One reason why we feel it's easier to talk to friends is that they're much less likely to accuse, or make you feel guilty. Although friends often "tell it like it is," that is, in your face, without mincing words, they stay clear of more vindictive "I-told-you-so" phrases. This is because friends desire to know you for who you are, and accept you as you are.
In times of trouble, you may have the entire world pointing fingers at you for whatever reason, demanding explanation for your supposed misdeeds. Your friends, however, will stand solid by your side. They will not need your words - they'll just know. Do you know what they say about justifying your stance in such instances: "Your friends don't need it; your enemies will never believe it!"
Stay clear of fair weather friends
Difficult days are a test for you. But, in a sense, troubled times are also a test for your supposed circle of friends. The true ones will stand tall, while the others will fade away as though they never knew you. Friends certainly enrich your life, but only if they're not fair weather friends.
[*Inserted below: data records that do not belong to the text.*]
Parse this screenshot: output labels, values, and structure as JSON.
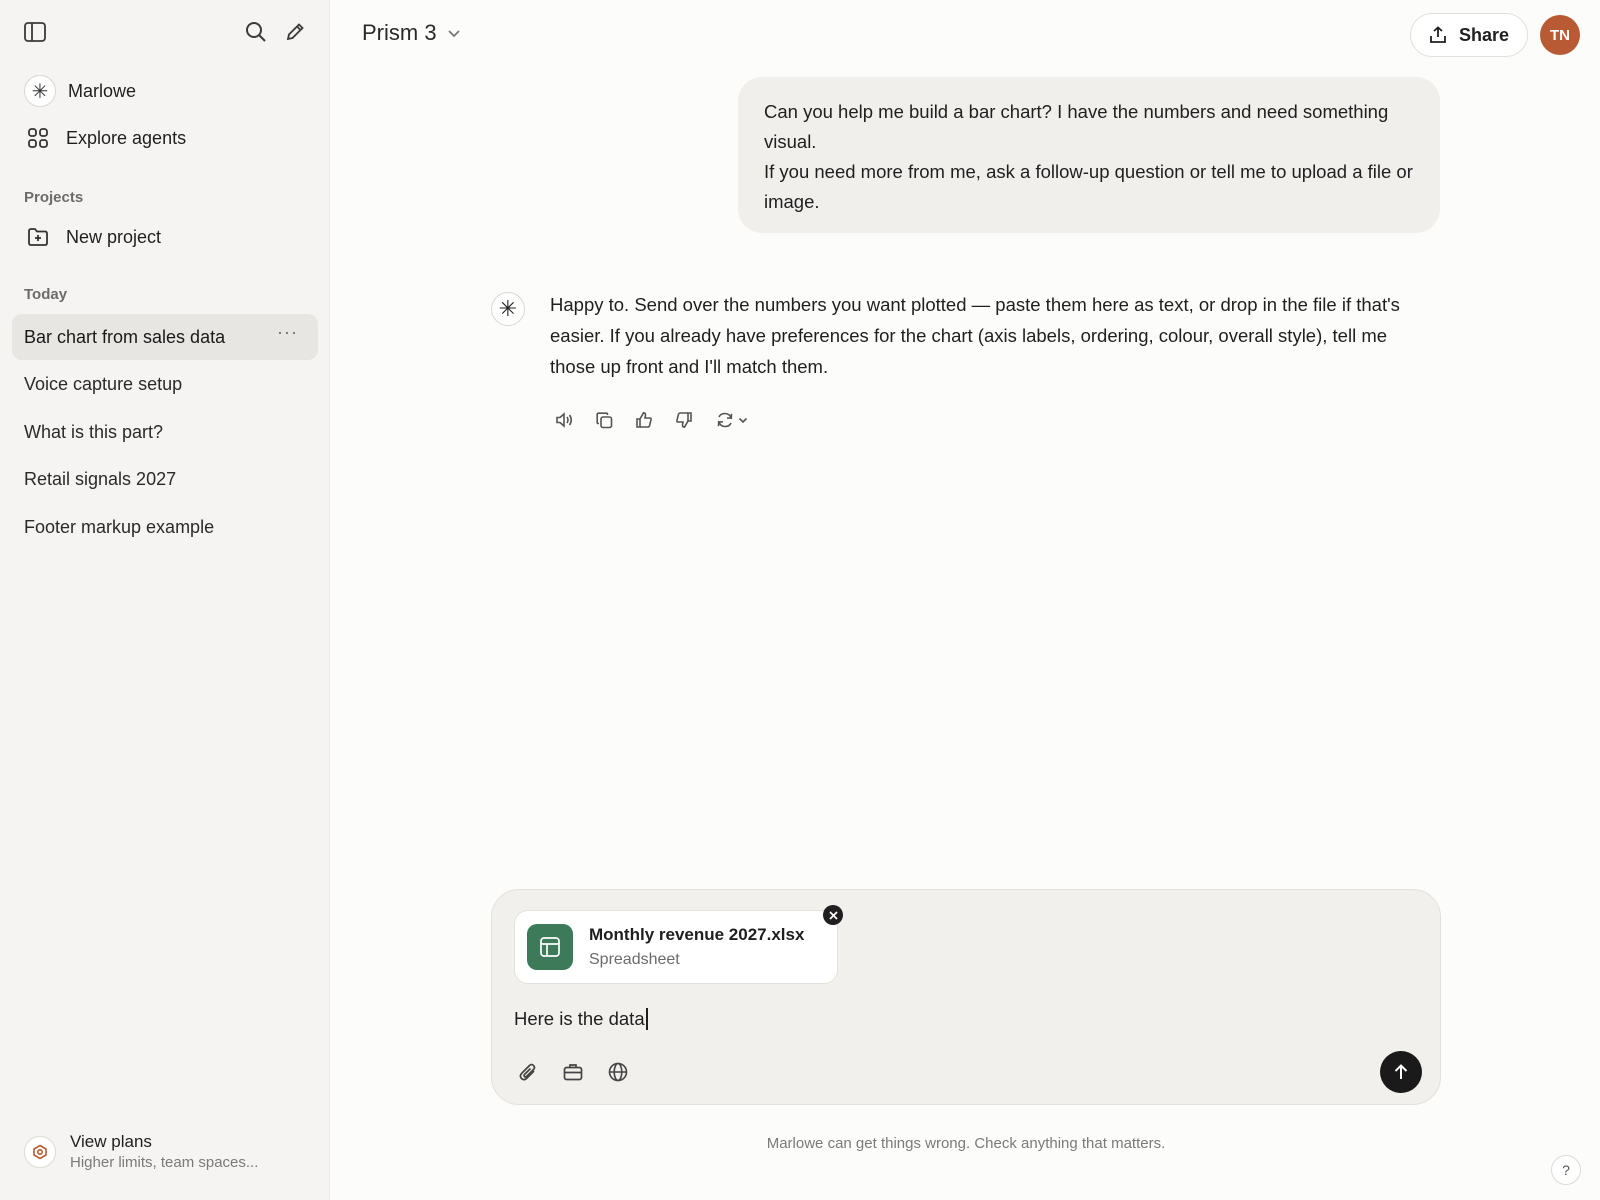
{
  "sidebar": {
    "toggle_icon": "sidebar-toggle-icon",
    "search_icon": "search-icon",
    "new_chat_icon": "pencil-icon",
    "brand": {
      "label": "Marlowe",
      "icon": "asterisk-icon"
    },
    "explore": {
      "label": "Explore agents",
      "icon": "grid-icon"
    },
    "projects_heading": "Projects",
    "new_project": {
      "label": "New project",
      "icon": "folder-plus-icon"
    },
    "today_heading": "Today",
    "chats": [
      {
        "label": "Bar chart from sales data",
        "active": true,
        "more": "···"
      },
      {
        "label": "Voice capture setup"
      },
      {
        "label": "What is this part?"
      },
      {
        "label": "Retail signals 2027"
      },
      {
        "label": "Footer markup example"
      }
    ],
    "plans": {
      "title": "View plans",
      "subtitle": "Higher limits, team spaces..."
    }
  },
  "header": {
    "model": "Prism 3",
    "share_label": "Share",
    "avatar_initials": "TN",
    "avatar_color": "#b85a33"
  },
  "conversation": {
    "user_message": {
      "line1": "Can you help me build a bar chart? I have the numbers and need something visual.",
      "line2": "If you need more from me, ask a follow-up question or tell me to upload a file or image."
    },
    "assistant_message": "Happy to. Send over the numbers you want plotted — paste them here as text, or drop in the file if that's easier. If you already have preferences for the chart (axis labels, ordering, colour, overall style), tell me those up front and I'll match them.",
    "actions": [
      "speaker-icon",
      "copy-icon",
      "thumbs-up-icon",
      "thumbs-down-icon",
      "regenerate-icon"
    ]
  },
  "composer": {
    "attachment": {
      "name": "Monthly revenue 2027.xlsx",
      "type": "Spreadsheet",
      "icon_color": "#3d7a5a"
    },
    "input_value": "Here is the data",
    "tools": [
      "paperclip-icon",
      "briefcase-icon",
      "globe-icon"
    ],
    "send_icon": "arrow-up-icon"
  },
  "disclaimer": "Marlowe can get things wrong. Check anything that matters.",
  "help_label": "?"
}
Undoubtedly, we'd all like to count a few good men and women as our friends. To a large extent, this depends on the kind of friends we make, as to have a good friend calls for you to be a good friend.
Choose your friends wisely. They may not share all your interests, but it is more important for you to share the same values. Remember, the character of the people you hang out with often rubs off on you. Boisterous, loud people may leave you feeling drained, or too excited for your own good. The company of critics may have you finding fault with everything and everyone you see. What kind of person do you want to be?
Your friends should reflect the best of your positive aspirations.